Military Turns to Oyster Reefs to Protect Against Storms

Earle Naval Weapons Station, where the Navy loads some of America’s most sophisticated weapons onto warships, suffered $50 million worth of damage in Superstorm Sandy. Now the naval pier is fortifying itself with some decidedly low-tech protection: oysters.

The facility has allowed an environmental group to plant nearly a mile of oyster reefs about a quarter-mile off its shoreline to serve as a natural buffer to storm-driven wave damage.

Other military bases are enlisting the help of oysters, too. In June, environmental groups and airmen established a reef in the waters of Elgin Air Force Base Reservation in Florida, and more are planned nearby. Oysters also help protect Naval Station Norfolk in Virginia.

Three oyster reefs protect the USS Laffey museum in South Carolina. And military installations in Alabama and North Carolina have dispatched their enlisted personnel to help build oyster reefs in off-base coastal sites.

They are among hundreds of places around the U.S. and the world where oyster reefs are being planted primarily as storm-protection measures. And a bill just introduced in Congress would give coastal communities $100 million over the next five years to create “living shorelines” that include oyster reefs.

“Having a hardened structure like that oyster reef will absorb some of that wave energy,” said Earle spokesman Bill Addison. “All the pipes and cables that are on the pier now, all of that was washed away and had to be rebuilt. And there was a lot of flooding that came into the base. Will this protect us against all of that? No, but it will do a significant amount of good to protect the base and the complex and our surrounding communities.”

The NY/NJ Baykeeper group has been experimenting with oysters at the Navy pier since 2011, originally as a way to see if the shellfish, through their natural filtering ability, might help improve water quality in the murky Raritan Bay. (They did somewhat.)
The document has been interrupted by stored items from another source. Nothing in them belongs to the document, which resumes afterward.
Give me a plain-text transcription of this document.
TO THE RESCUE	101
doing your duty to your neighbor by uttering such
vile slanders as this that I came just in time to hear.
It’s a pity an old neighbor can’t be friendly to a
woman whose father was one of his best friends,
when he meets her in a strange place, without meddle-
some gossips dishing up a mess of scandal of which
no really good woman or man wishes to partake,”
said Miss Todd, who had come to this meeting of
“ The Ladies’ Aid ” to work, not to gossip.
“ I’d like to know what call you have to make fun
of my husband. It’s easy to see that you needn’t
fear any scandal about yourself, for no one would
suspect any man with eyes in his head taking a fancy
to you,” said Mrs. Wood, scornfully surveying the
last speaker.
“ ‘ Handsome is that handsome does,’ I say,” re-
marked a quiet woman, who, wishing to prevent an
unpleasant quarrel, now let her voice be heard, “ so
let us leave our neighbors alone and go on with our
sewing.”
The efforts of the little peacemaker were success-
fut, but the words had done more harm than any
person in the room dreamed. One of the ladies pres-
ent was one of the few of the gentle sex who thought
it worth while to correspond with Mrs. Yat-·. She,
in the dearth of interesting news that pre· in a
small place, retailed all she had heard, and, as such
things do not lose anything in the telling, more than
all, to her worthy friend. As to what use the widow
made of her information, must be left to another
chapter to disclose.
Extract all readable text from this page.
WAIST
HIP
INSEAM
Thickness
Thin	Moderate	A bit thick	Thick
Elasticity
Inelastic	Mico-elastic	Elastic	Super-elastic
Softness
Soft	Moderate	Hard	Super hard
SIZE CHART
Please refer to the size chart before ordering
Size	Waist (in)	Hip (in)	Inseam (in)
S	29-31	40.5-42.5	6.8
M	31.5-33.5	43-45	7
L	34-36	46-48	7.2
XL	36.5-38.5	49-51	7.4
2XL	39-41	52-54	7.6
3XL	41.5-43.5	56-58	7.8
In summer 2016, the group planted the oyster reef primarily as a storm protection measure — a trend that has taken hold around the world within the past decade or so, according to Bryan DeAngelis, a program coordinator for The Nature Conservancy in Rhode Island. Every coastal state in America is using oyster reefs as either a combination storm-protection or a water improvement project, or both.

In addition to cleaning the water, the oyster reefs help blunt the force of incoming waves.

“They are nice speed bumps,” said Meredith Comi, an official with the Baykeeper group.

Environmentalists say “living shorelines” including oyster colonies are far preferable to, and cheaper than, armoring the coast with steel seas walls or wooden bulkheads that invariably accelerate erosion of the sand in front of such manmade structures.

“Waves are affected by the roughness of the bottom,” said Boze Hancock, a marine restoration scientist with The Nature Conservancy who has studied and participated in oyster projects around the world. “Picture a wave trying to roll over a huge sponge, compared to one rolling over an asphalt parking lot. The `sponge,’ or rough, uneven oyster reef, sucks the energy out of the wave as it rolls toward the shore.”

U.S. Rep. Frank Pallone Jr., a New Jersey Democrat, recently introduced The Living Shorelines Act, which would make coastal communities eligible for $100 million over five years in federal grants for oyster reefs and wetlands plants. Its prospects remain uncertain in the Republican-controlled Congress.

In most spots, the oysters are designed not to be harvested and eaten. But in other places, including New Jersey, the oysters have been planted in polluted waterways where shellfish harvesting is prohibited, leading to concerns about poachers stealing them and sickening customers.

Such a dispute forced Baykeeper to rip out an oyster reef it planted a few miles from the Navy pier and relocate the shellfish to waters near the pier that are patrolled by gun-toting boats.